Nepal Prime Minister Sushil Koirala has played the mediator's role. It was Koirala who pushed the leaders of the two South Asian neighbours to sit for talks, at least informally, and break the logjam in the bilateral India-Pakistan relations.
During the concluding ceremony, as soon as Koirala declared the session closed, Modi turned to the immediate neighbour to his right, Bhutan Prime Minister Tshering Tobgay, and shook hands and chatted.
He then shook hands with Maldives President Abdulla Yameen, and with Afghan President Ashraf Ghani, and was joined by Sri Lankan President Mahinda Rajapaksa.
Sharif was away from the group, talking to a Nepali minister, while Koirala was looking awkwardly on, standing in the midst of the two rival prime ministers.
Just when the question was on everyone's mind - will they, won't they - Modi finished chatting with his group of SAARC leaders, turned around and spoke to the Nepali Prime Minister, and stepped ahead to shake hands with Sharif.
Earlier in the day, away from the glare of cameras, Modi and Sharif held informal talks at the Dhulikhel retreat, those present said.
As in the past SAARC Summits, the chemistry between Indian and Pakistani leaders grabbed much attention at this 18th conclave of the eight South Asian nations.
At the opening session yesterday, Modi and Sharif had ignored each other leading to a guessing game of whether they would meet even briefly.
The relief on the faces of the host Prime Minister Sushil Koirala, other leaders and delegates was palpable as they all clapped when Modi and Sharif vigorously shook hands. That also marked a positive point for the Summit which achieved little else.
Lack of warmth between the two Prime Ministers at the SAARC is reflective of the sudden downslide in Indo-Pak ties after Sharif had attended Modi's swearing-in ceremony as did most of the SAARC leaders in May this year.
Consultations held by Pakistan High Commissioner in New Delhi with Kashmiri separatists led to the cancellation by India of Foreign Secretary Sujatha Singh's visit to Islamabad in September.
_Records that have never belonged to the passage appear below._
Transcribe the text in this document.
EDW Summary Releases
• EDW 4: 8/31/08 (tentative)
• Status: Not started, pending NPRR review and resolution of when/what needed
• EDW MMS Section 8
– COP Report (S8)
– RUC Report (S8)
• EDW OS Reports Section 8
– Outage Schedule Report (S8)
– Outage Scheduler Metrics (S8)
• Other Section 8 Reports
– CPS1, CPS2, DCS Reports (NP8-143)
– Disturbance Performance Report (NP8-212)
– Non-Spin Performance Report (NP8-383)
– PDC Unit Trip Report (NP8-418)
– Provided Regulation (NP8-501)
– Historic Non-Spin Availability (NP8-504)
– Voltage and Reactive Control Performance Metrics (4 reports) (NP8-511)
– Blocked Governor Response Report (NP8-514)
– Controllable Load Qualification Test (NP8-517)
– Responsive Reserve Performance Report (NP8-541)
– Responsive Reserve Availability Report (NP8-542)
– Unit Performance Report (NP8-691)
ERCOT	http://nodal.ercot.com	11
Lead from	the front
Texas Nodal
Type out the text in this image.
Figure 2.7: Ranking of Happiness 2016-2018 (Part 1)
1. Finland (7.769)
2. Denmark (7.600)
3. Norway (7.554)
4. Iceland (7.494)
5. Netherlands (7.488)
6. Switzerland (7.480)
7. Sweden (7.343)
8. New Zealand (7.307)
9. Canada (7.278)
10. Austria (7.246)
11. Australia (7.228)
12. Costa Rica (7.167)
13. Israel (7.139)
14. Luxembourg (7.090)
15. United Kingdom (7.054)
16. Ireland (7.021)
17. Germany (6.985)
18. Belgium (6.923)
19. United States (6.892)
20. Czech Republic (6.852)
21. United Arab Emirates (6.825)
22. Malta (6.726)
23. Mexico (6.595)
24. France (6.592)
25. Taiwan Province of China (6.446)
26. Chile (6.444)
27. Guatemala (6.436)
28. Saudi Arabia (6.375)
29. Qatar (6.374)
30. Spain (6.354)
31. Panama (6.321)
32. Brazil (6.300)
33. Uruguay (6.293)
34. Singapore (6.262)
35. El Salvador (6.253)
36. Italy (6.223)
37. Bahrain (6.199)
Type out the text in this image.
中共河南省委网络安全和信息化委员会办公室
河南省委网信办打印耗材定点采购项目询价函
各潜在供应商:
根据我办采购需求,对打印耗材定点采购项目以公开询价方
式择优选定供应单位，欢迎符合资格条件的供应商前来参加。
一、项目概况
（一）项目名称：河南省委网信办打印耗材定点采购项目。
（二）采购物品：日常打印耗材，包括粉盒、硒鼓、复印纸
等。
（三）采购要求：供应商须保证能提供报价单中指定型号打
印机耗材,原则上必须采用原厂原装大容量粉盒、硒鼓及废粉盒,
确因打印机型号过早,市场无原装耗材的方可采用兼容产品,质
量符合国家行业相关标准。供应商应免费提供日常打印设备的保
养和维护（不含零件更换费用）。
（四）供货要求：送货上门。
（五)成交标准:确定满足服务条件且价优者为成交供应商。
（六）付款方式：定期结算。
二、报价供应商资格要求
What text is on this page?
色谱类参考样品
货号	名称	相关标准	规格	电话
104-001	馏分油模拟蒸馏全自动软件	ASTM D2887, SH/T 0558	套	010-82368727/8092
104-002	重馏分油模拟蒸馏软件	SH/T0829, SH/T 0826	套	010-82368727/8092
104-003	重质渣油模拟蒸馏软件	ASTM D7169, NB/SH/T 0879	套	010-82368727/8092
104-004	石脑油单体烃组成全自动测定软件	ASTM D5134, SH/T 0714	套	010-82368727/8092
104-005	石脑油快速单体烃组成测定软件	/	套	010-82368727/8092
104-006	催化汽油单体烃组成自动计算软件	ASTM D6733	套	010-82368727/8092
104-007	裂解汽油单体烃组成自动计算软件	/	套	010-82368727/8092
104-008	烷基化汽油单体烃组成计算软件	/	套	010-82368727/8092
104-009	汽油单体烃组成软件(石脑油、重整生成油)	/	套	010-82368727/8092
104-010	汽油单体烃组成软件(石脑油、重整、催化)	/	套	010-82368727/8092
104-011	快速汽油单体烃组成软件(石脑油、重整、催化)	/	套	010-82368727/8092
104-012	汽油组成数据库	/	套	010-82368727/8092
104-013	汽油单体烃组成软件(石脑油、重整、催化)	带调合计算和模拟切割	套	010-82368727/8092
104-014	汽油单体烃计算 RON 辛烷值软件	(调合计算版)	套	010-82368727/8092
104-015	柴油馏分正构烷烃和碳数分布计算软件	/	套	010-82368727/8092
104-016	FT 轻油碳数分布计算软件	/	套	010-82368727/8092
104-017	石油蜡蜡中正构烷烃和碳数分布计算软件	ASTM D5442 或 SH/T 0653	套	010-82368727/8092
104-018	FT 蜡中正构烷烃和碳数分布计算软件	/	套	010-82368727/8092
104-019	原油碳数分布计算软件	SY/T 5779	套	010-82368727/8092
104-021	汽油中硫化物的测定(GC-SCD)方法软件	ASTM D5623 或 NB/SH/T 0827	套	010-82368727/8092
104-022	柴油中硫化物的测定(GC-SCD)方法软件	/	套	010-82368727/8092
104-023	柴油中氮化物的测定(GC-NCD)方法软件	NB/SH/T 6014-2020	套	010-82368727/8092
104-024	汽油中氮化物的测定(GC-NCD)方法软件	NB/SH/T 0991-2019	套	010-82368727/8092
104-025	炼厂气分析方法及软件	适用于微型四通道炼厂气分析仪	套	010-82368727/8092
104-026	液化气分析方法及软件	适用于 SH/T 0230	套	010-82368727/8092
Since then both countries have maintained that they are willing to engage in a meaningful dialogue provided the other side takes the initiative.
Ahead of SAARC, Pakistan did not help matters with Sharif insisting that he would consult Kashmiri leaders again before any dialogue with India and maintained that the "ball is in India's court" since it had unilaterally cancelled the talks.
Modi had structured bilateral meetings with all SAARC heads of governments and states except Sharif on the sidelines of the 18th South Asian Association for Regional Cooperation Summit.